Although a godly man, it appears the same was not true of Job’s adult sons and daughters who are portrayed enjoying feasts, eating and drinking (Job 1:4). Fearing his children had sinned, Job “offered burnt offerings” reasoning, “It may be that my sons have sinned” (Job 1:5).
Job 1:6 begins the narrative of a heavenly drama between Satan [the fallen angel Lucifer] and the LORD [Jehovah; Eternal, Self-existent God] that was witnessed by the angels of heaven [i.e. sons of God].
Job is the subject of the LORD’s discourse with Satan whom He sets forth as an example of godliness and virtue among the men of the earth (1:8). Satan, the adversary of God and His people, questioned Job’s spiritual character asking, “Doth Job fear God for nought [lit. for nothing; without cause] ?” (1:9).

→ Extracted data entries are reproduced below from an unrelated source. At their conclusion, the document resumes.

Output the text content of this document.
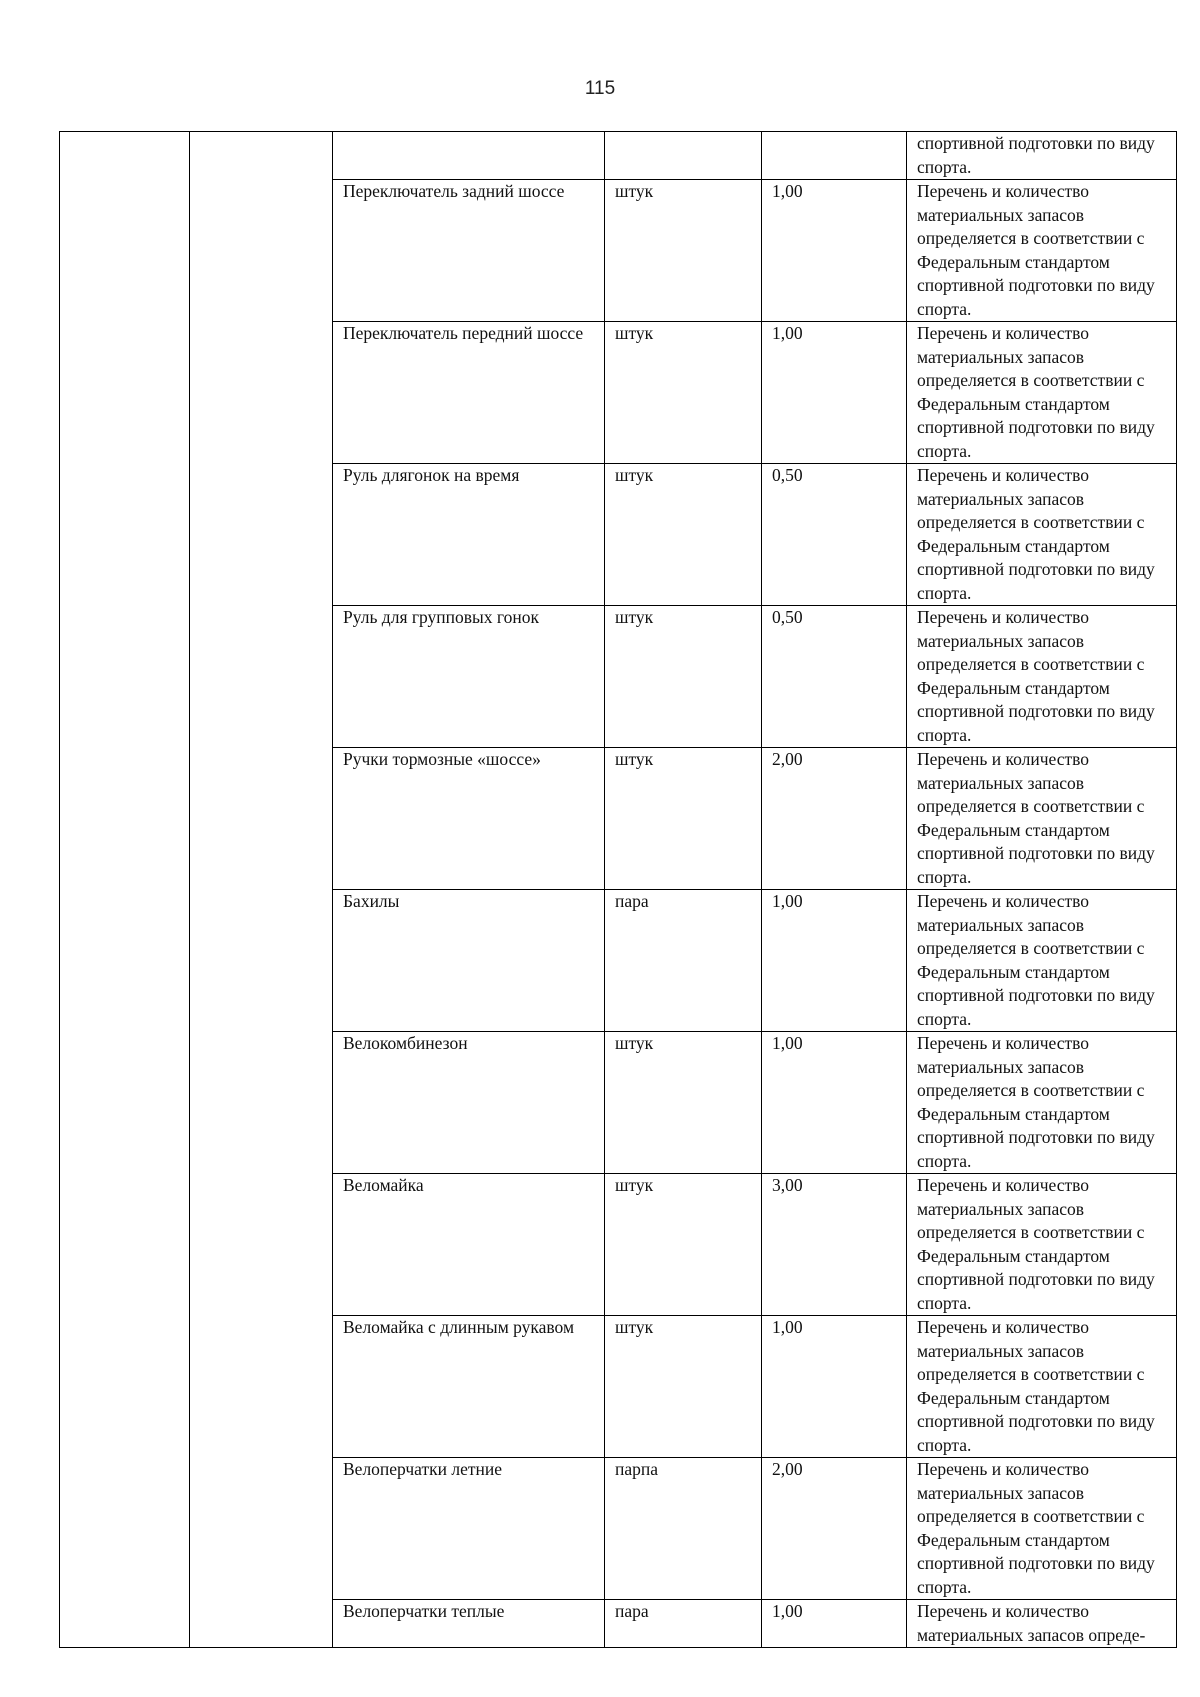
115
					спортивной подготовки по виду спорта.
		Переключатель задний шоссе	штук	1,00	Перечень и количество материальных запасов определяется в соответствии с Федеральным стандартом спортивной подготовки по виду спорта.
		Переключатель передний шоссе	штук	1,00	Перечень и количество материальных запасов определяется в соответствии с Федеральным стандартом спортивной подготовки по виду спорта.
		Руль длягонок на время	штук	0,50	Перечень и количество материальных запасов определяется в соответствии с Федеральным стандартом спортивной подготовки по виду спорта.
		Руль для групповых гонок	штук	0,50	Перечень и количество материальных запасов определяется в соответствии с Федеральным стандартом спортивной подготовки по виду спорта.
		Ручки тормозные «шоссе»	штук	2,00	Перечень и количество материальных запасов определяется в соответствии с Федеральным стандартом спортивной подготовки по виду спорта.
		Бахилы	пара	1,00	Перечень и количество материальных запасов определяется в соответствии с Федеральным стандартом спортивной подготовки по виду спорта.
		Велокомбинезон	штук	1,00	Перечень и количество материальных запасов определяется в соответствии с Федеральным стандартом спортивной подготовки по виду спорта.
		Веломайка	штук	3,00	Перечень и количество материальных запасов определяется в соответствии с Федеральным стандартом спортивной подготовки по виду спорта.
		Веломайка с длинным рукавом	штук	1,00	Перечень и количество материальных запасов определяется в соответствии с Федеральным стандартом спортивной подготовки по виду спорта.
		Велоперчатки летние	парпа	2,00	Перечень и количество материальных запасов определяется в соответствии с Федеральным стандартом спортивной подготовки по виду спорта.
		Велоперчатки теплые	пара	1,00	Перечень и количество материальных запасов опреде-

Satan proceeded to assail Job’s virtues and religious piety, suggesting the man only worshipped God because he was blessed with great wealth and possessions (1:10). Satan asserted, take away his possessions, wealth and health and Job will curse God (1:11; 2:4-6).
Knowing the heart of His servant, the LORD permitted a series of trials and troubles to fall upon Job that ultimately took from him his children (1:18-21), possessions (1:13-17), and his health (2:7). Remarkably, we read of the man, “In all this Job sinned not, nor charged God foolishly” (1:22). When his wife turned against him (having likewise lost everything), we read of Job, “…In all this did not Job sin with his lips” (2:10).

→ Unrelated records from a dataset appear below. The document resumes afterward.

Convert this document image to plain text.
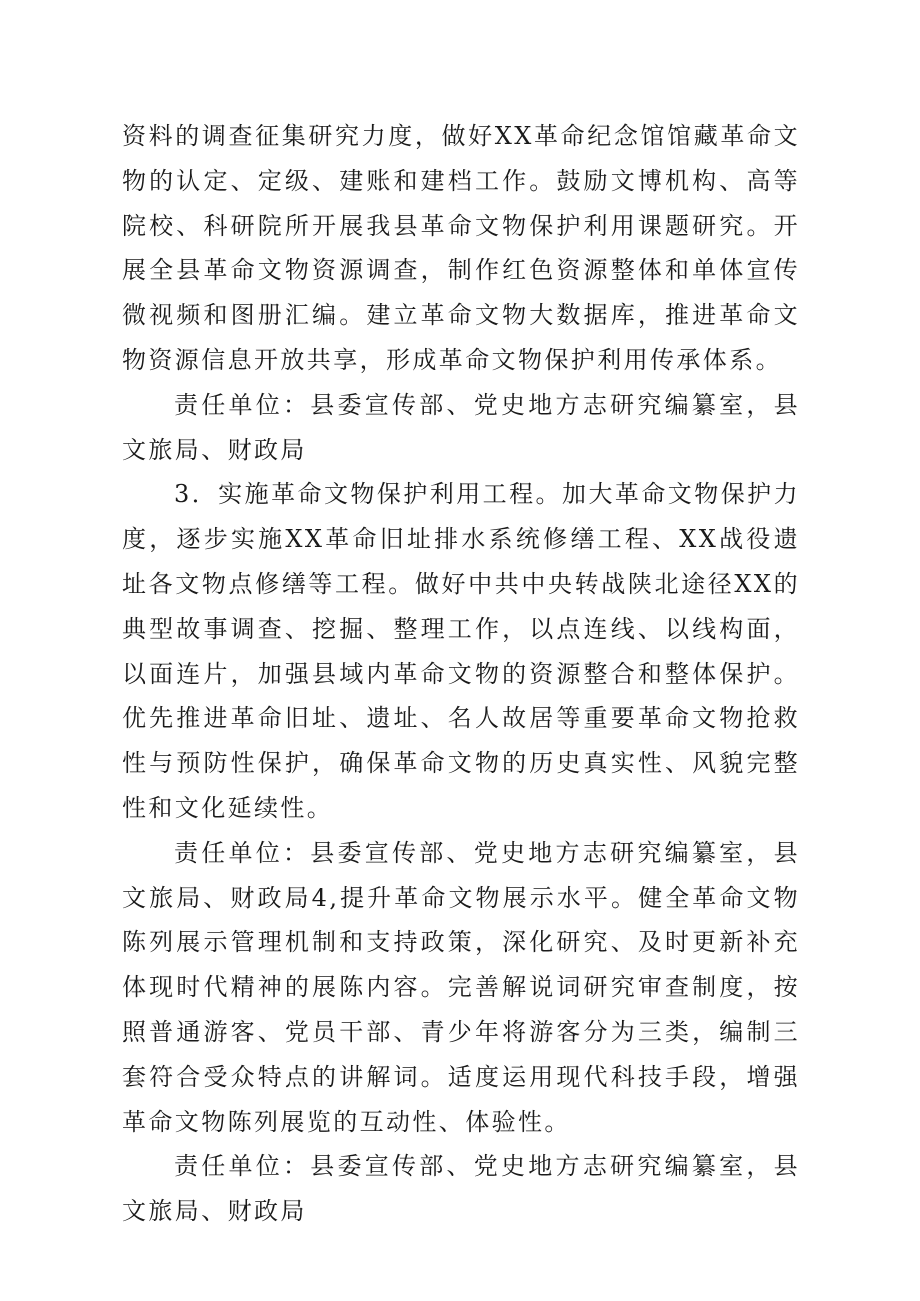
资料的调查征集研究力度，做好XX革命纪念馆馆藏革命文物的认定、定级、建账和建档工作。鼓励文博机构、高等院校、科研院所开展我县革命文物保护利用课题研究。开展全县革命文物资源调查，制作红色资源整体和单体宣传微视频和图册汇编。建立革命文物大数据库，推进革命文物资源信息开放共享，形成革命文物保护利用传承体系。

责任单位：县委宣传部、党史地方志研究编纂室，县文旅局、财政局

3．实施革命文物保护利用工程。加大革命文物保护力度，逐步实施XX革命旧址排水系统修缮工程、XX战役遗址各文物点修缮等工程。做好中共中央转战陕北途径XX的典型故事调查、挖掘、整理工作，以点连线、以线构面，以面连片，加强县域内革命文物的资源整合和整体保护。优先推进革命旧址、遗址、名人故居等重要革命文物抢救性与预防性保护，确保革命文物的历史真实性、风貌完整性和文化延续性。

责任单位：县委宣传部、党史地方志研究编纂室，县文旅局、财政局4,提升革命文物展示水平。健全革命文物陈列展示管理机制和支持政策，深化研究、及时更新补充体现时代精神的展陈内容。完善解说词研究审查制度，按照普通游客、党员干部、青少年将游客分为三类，编制三套符合受众特点的讲解词。适度运用现代科技手段，增强革命文物陈列展览的互动性、体验性。

责任单位：县委宣传部、党史地方志研究编纂室，县文旅局、财政局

Chapter 2 concludes with the arrival of “three friends” who, upon seeing Job, did not recognize the man due to the physical toll of his sufferings and sorrows (2:12a). Stunned by the losses their friend had suffered, the men wept and then sat in silence commiserating with Job’s sorrows (2:11-13).

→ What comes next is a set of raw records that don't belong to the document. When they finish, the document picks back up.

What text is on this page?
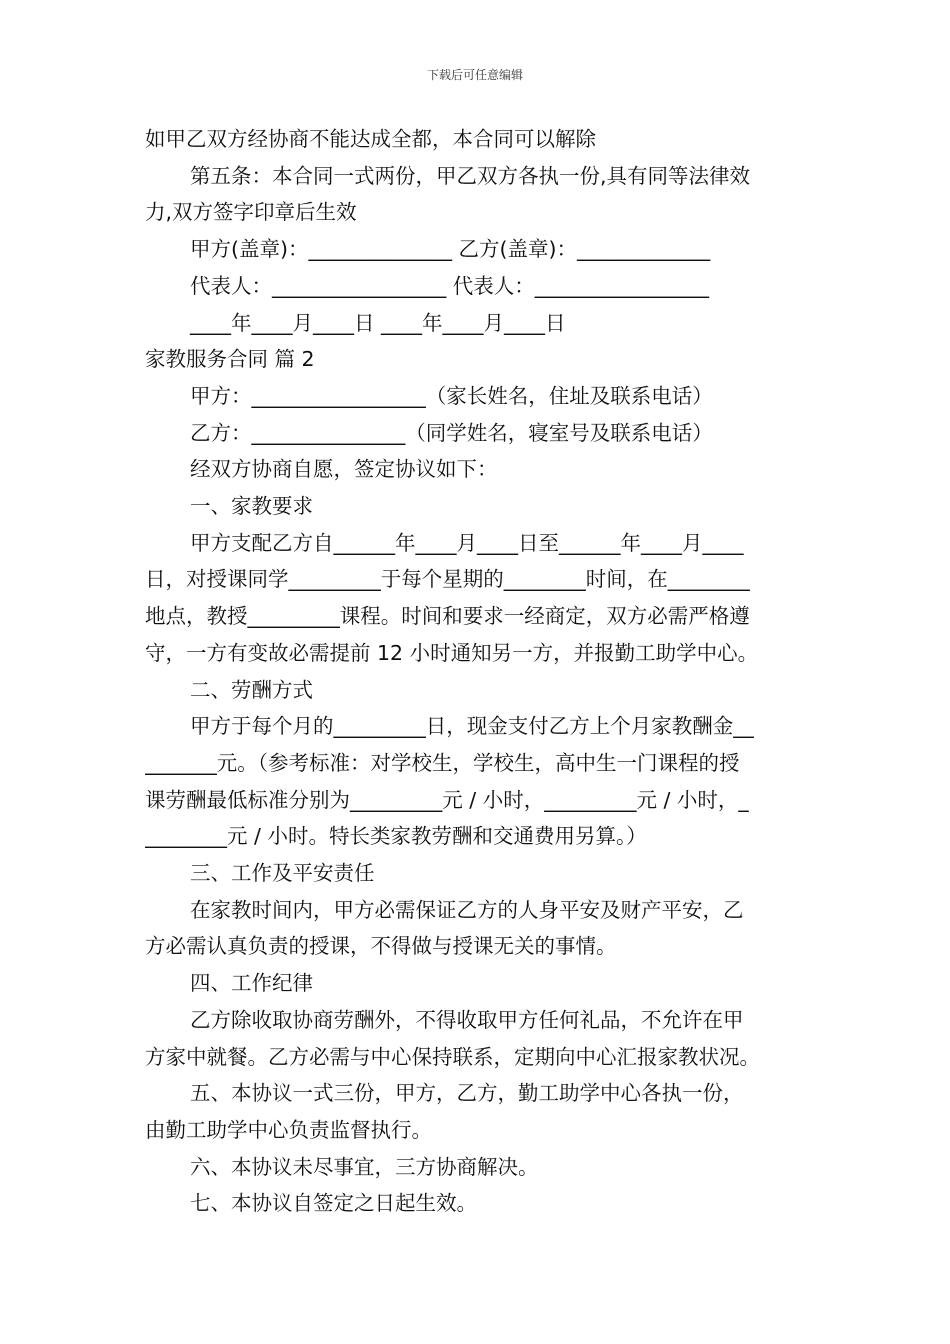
下载后可任意编辑

如甲乙双方经协商不能达成全都，本合同可以解除

第五条：本合同一式两份，甲乙双方各执一份,具有同等法律效

力,双方签字印章后生效

甲方(盖章)：______________ 乙方(盖章)：_____________

代表人：_________________ 代表人：_________________

____年____月____日 ____年____月____日

家教服务合同 篇 2

甲方：_________________（家长姓名，住址及联系电话）

乙方：_______________（同学姓名，寝室号及联系电话）

经双方协商自愿，签定协议如下：

一、家教要求

甲方支配乙方自______年____月____日至______年____月____

日，对授课同学_________于每个星期的________时间，在________

地点，教授_________课程。时间和要求一经商定，双方必需严格遵

守，一方有变故必需提前 12 小时通知另一方，并报勤工助学中心。

二、劳酬方式

甲方于每个月的_________日，现金支付乙方上个月家教酬金__

_______元。（参考标准：对学校生，学校生，高中生一门课程的授

课劳酬最低标准分别为_________元 / 小时，_________元 / 小时，_

________元 / 小时。特长类家教劳酬和交通费用另算。）

三、工作及平安责任

在家教时间内，甲方必需保证乙方的人身平安及财产平安，乙

方必需认真负责的授课，不得做与授课无关的事情。

四、工作纪律

乙方除收取协商劳酬外，不得收取甲方任何礼品，不允许在甲

方家中就餐。乙方必需与中心保持联系，定期向中心汇报家教状况。

五、本协议一式三份，甲方，乙方，勤工助学中心各执一份，

由勤工助学中心负责监督执行。

六、本协议未尽事宜，三方协商解决。

七、本协议自签定之日起生效。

The silence is broken when Job begins to express the sentiment it would have been better had he never been born (Job 3:2-12). Lamenting his misery (3:20-23), Job questioned why God gives “light” (i.e. life) to a soul that longs to be free from sorrows (Job 3:20-23).
Any who have suffered sorrows and disappointments can relate to the despondency that took hold on Job’s soul. Such thoughts of death are not unique to young or old, rich or poor, famous or infamous. Pain, sorrows, sufferings, and disappointments can drive a soul to entertain dark and ominous thoughts.
“Eliphaz the Temanite” (4:1), one of Job’s friends, questioned if Job would accept his counsel (Job 4:2-6). Rather than comfort, Eliphaz proposed a question that haunts any given the privilege of ministering to others:
Will you accept spiritual counsel in a time of sorrow and loss or falter in the throes of self-pity? (4:5-6)
Continuing his argument in Job 5, Eliphaz suggested Job’s losses must be the result of some wickedness he has concealed (the word “foolish” in this chapter is indicative of wickedness). While his reason reflects some truth, Eliphaz’s argument that Job’s losses were God’s judgment was presumptuous.
Spiritual Truth: The wicked do suffer loss as a result of God’s punitive judgment; however, He also chastens the righteous with the love of a Father (Proverbs 3:11-12; Hebrews 12:6; Revelation 3:19). God allows His children to suffer, not because of sin, but as a means of deepening a believer’s walk of grace and dependence on the Lord (1 Corinthians 11:32; Jeremiah 29:11; Matthew 5:11).
You and I cannot understand all that is in the mind of God; however, we must accept He is Sovereign. Sickness and sorrows are temporal; however, the way of the LORD is perfect (Psalm 18:30).